Margin is one of the most popular terms used in the forex market. It is a term that reflects the minimum amount of money required to open a position. This amount varies depending on which parity you are trading and the leverage ratio of that transaction.
How to calculate margin?
As it can be understood from its definition, this term, which is very important for the investor, is also referred to as the initial margin. We can understand how many positions can be opened with our capital by looking at the free margin value. We can think of its calculation as risk management. It is a great method to get rid of loss in forex, which is a market dominated by the leverage system. Therefore, it is useful to learn how to calculate it. Its calculation is based on a fairly easy formula. If we try to explain it by getting rid of mathematical terms as much as possible, we can explain it as follows;
Margin = Parity Price X Quantity
Leverage Ratio
As a Distress Button; Margin Call – Stop Out
If we need to give an example of how to use this formula; Let’s imagine that we will trade with EUR/USD parities:
Let’s consider the instant price of the pair as 1.1252. 1 Lot = 100,000 buys. We will use the leverage ratio at the maximum rate. So our leverage ratio is 1:10. In this situation; The size of the position we will open with 1 lot; will amount to 1.1252 x 100,000 = $112,520. The amount of collateral we need to hold for such a position is; 112,520: 10 = $1,1252. It is the way to calculate it.
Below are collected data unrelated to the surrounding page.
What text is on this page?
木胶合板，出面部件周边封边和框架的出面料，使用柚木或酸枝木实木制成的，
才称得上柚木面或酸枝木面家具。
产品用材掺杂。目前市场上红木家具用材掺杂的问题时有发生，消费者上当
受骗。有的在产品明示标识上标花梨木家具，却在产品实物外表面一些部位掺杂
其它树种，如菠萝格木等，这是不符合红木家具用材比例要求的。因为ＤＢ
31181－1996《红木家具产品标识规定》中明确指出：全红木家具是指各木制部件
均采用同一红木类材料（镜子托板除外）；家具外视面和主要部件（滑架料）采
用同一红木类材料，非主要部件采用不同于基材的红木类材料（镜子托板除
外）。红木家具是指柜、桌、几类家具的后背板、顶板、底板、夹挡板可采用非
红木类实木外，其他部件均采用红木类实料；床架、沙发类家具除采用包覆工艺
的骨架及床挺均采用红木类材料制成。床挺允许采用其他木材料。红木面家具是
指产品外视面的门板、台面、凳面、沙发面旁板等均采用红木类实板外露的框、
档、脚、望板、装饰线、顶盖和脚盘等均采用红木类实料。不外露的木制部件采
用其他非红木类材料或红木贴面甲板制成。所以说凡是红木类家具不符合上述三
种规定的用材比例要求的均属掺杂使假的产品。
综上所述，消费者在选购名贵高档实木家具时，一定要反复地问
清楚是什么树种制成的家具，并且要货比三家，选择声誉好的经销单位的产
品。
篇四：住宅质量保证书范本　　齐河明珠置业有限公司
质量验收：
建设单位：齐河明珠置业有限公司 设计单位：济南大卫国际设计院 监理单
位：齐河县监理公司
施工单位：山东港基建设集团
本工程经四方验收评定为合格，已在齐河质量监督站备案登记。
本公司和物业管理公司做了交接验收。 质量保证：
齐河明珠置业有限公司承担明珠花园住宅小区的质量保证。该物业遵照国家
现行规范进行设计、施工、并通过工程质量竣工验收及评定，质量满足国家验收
Besides knowing your position level with the margin calculation, there are two more terms you need to know. Margin call – stop out is one of the strongest characters of margin levels.
What is a margin call?
Margin call; when your asset falls below the level determined by the brokerage house, it gives a warning in red. With this warning, the margin call starts and continues until the stop out.
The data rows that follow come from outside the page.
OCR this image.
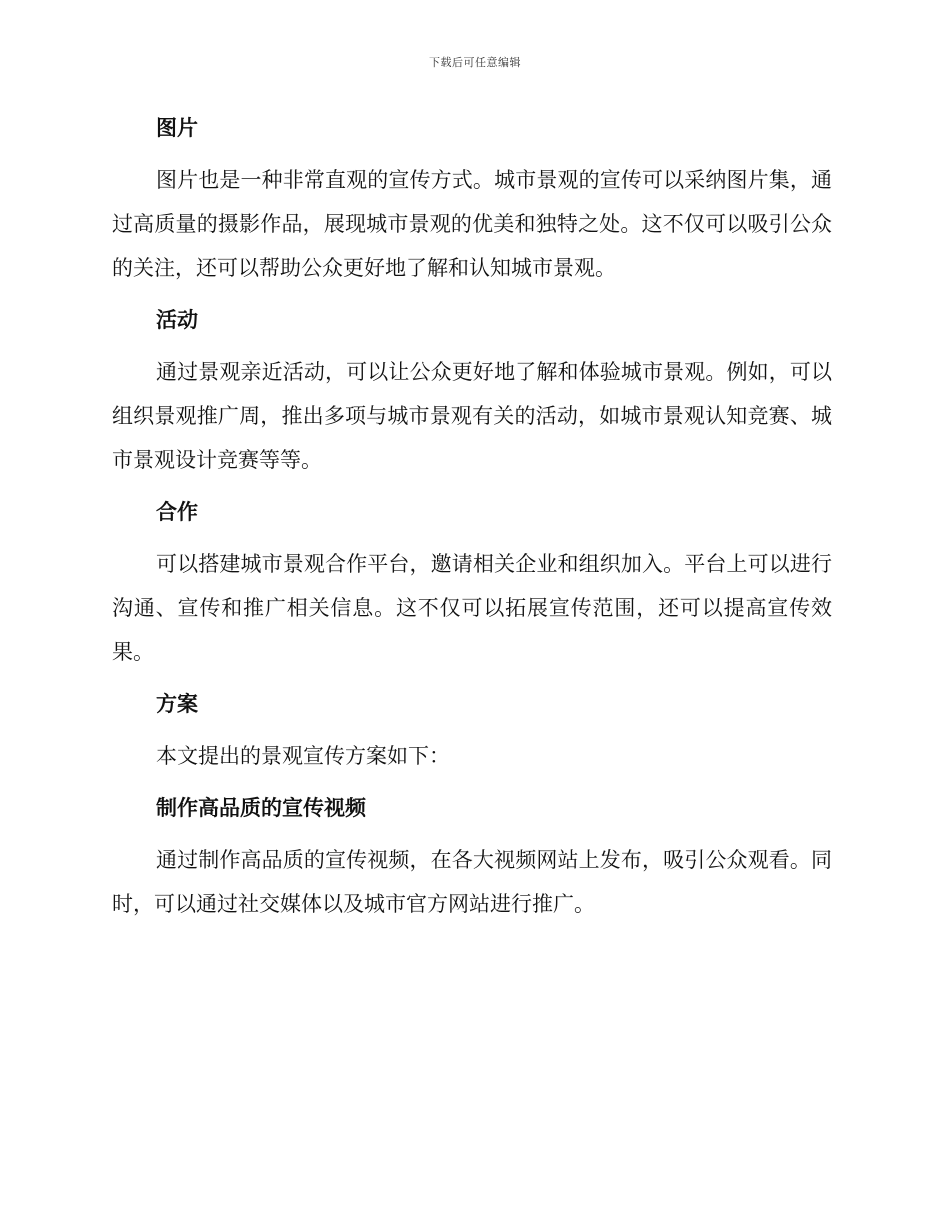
下载后可任意编辑
图片

图片也是一种非常直观的宣传方式。城市景观的宣传可以采纳图片集，通过高质量的摄影作品，展现城市景观的优美和独特之处。这不仅可以吸引公众的关注，还可以帮助公众更好地了解和认知城市景观。

活动

通过景观亲近活动，可以让公众更好地了解和体验城市景观。例如，可以组织景观推广周，推出多项与城市景观有关的活动，如城市景观认知竞赛、城市景观设计竞赛等等。

合作

可以搭建城市景观合作平台，邀请相关企业和组织加入。平台上可以进行沟通、宣传和推广相关信息。这不仅可以拓展宣传范围，还可以提高宣传效果。

方案

本文提出的景观宣传方案如下：

制作高品质的宣传视频

通过制作高品质的宣传视频，在各大视频网站上发布，吸引公众观看。同时，可以通过社交媒体以及城市官方网站进行推广。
Well, what is a stop out? This term refers to the automatic closing of your position. In other words, if the positions fall below the rate determined by the brokerage house, stop out comes into play and your positions are automatically terminated from the most damaging to the least. Thus, you will not be in a situation of falling into negative balances. In order not to stop out, you should definitely adjust the trading volume by considering your balance.